Emission and absorption lines have been measured within an expanded, dense aluminum plasma plume produced by electron beam isochoric heating of 100-um-thick aluminum foils. The intense, monochromatic electron beam (20 MeV, 1.45 kA, 80-ns FWHM) deposits approximately 5 J in a sub-1-mm FWHM spot, heating and subsequently expanding the material through the warm dense plasma phase [1]. A spectroscopic-quality radiation transport model [2] has been developed using inputs from a radiation-hydrodynamics code [3] along with the LANL suite of atomic physics codes [4] to provide a complete simulation capability for matching the experimental spectra.
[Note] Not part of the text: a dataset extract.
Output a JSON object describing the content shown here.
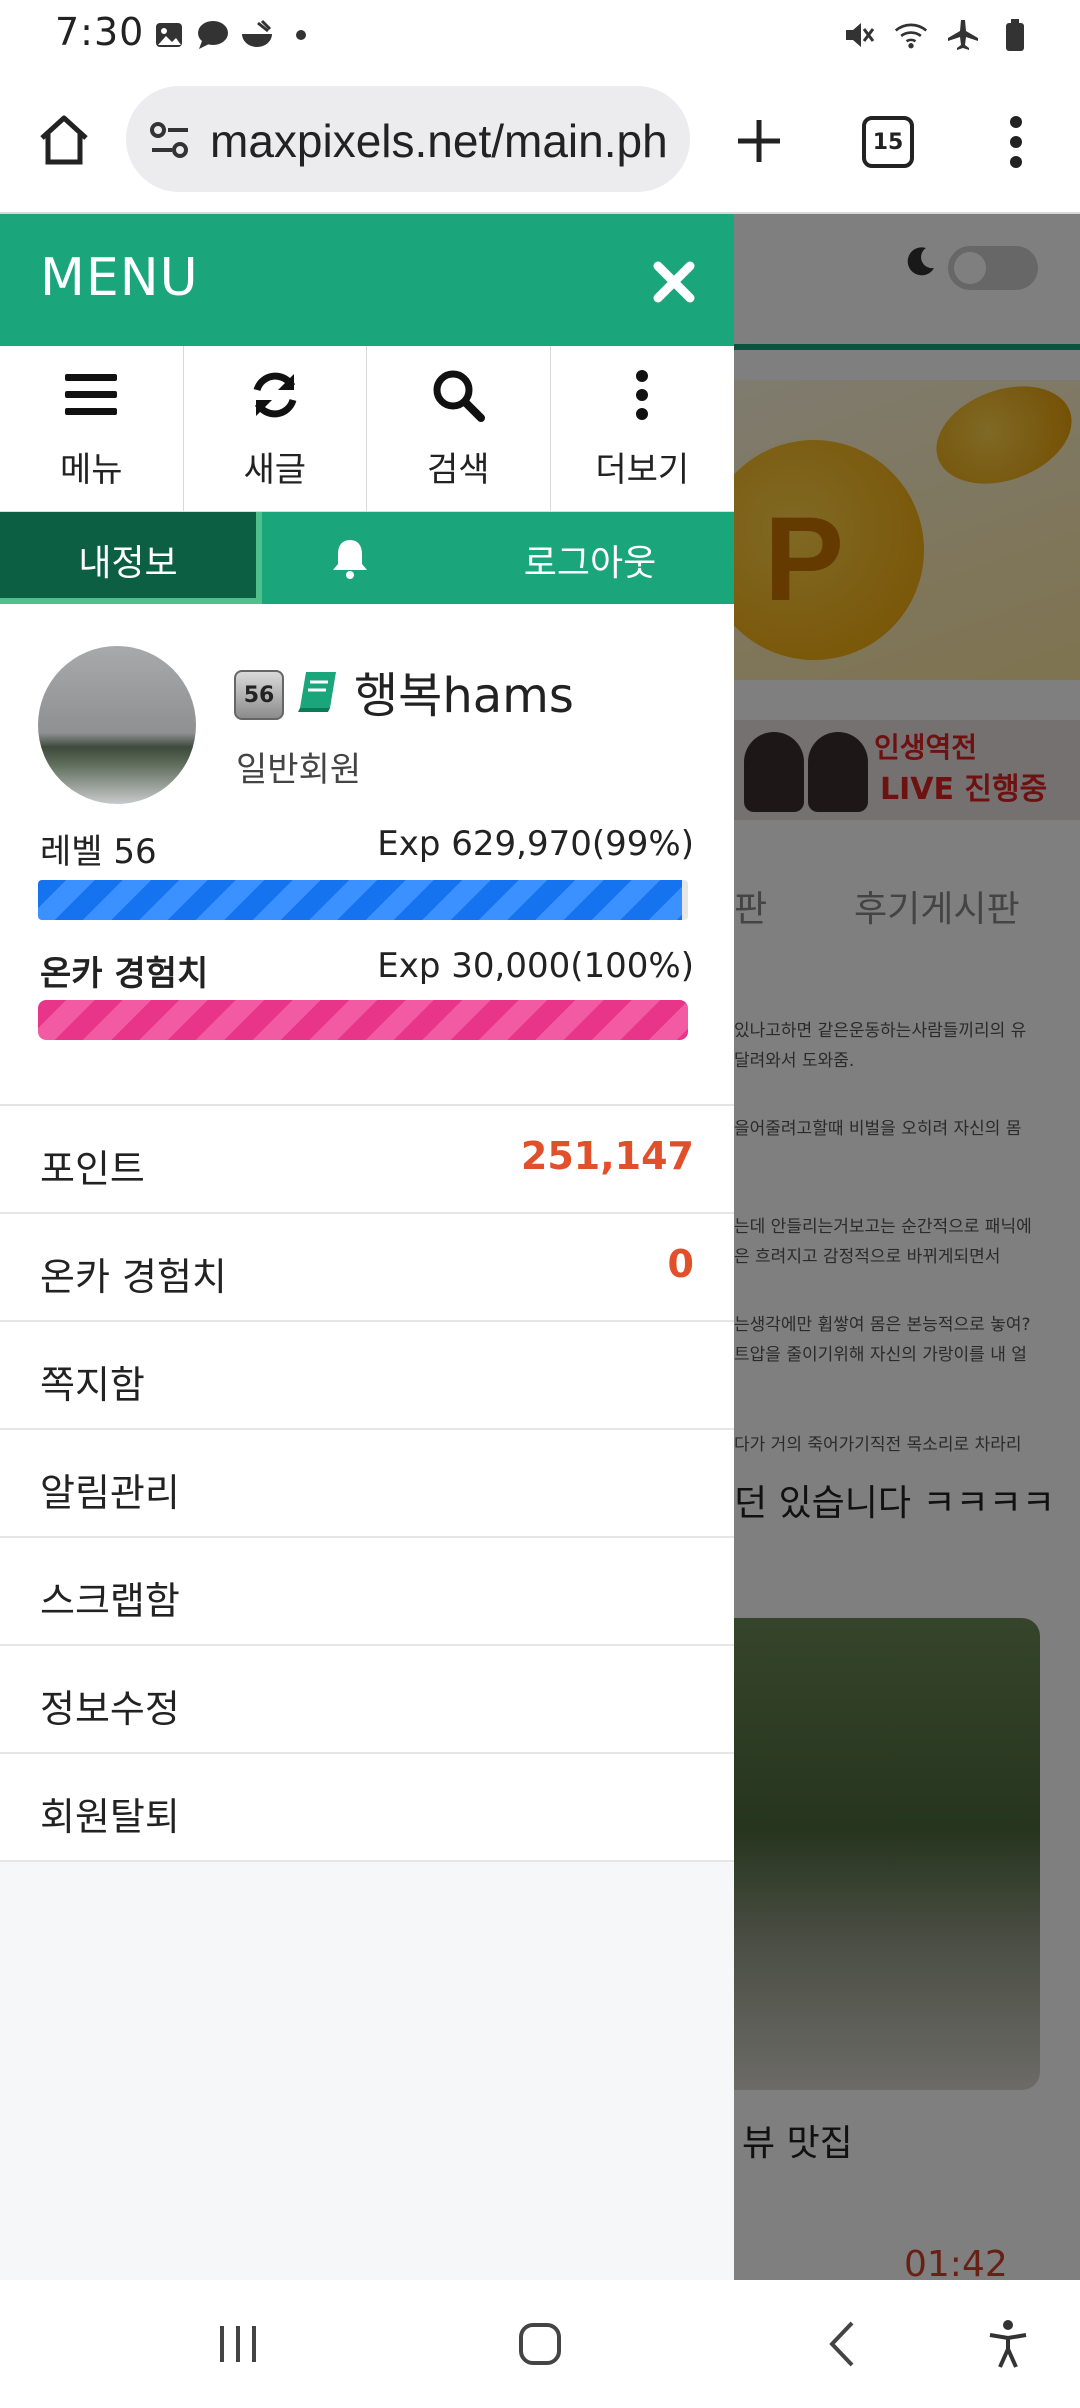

The resulting model has been benchmarked by visible interferometer measurements. New simulations predicting the EUV spectrum (< 200 nm) of the dense aluminum plasma plume are presented, along with the design and current status of a grazing-incidence EUV spectrometer that will be deployed to make the experimental measurements. A comparison between aluminum Sesame [5] EOS 3715 and 3720 for the radiation-hydrodynamics model is also discussed.

[1] N. B. Ramey et al., Phys. Plasmas 28, 033301 (2021).

[2] P. Hakel, Comp. Phys. Commun. 207, 415 (2016).

[3] G. B. Zimmerman and W. L. Kruer, Comments Plasma Phys. Controlled Fusion 2, 51 (1975).

[4] C. J. Fontes et al., J. Phys. B 48, 144014 (2015).

[5] SESAME Library, Report No. UCID-118574-82-2 (Lawrence Livermore National Laboratory, 1982).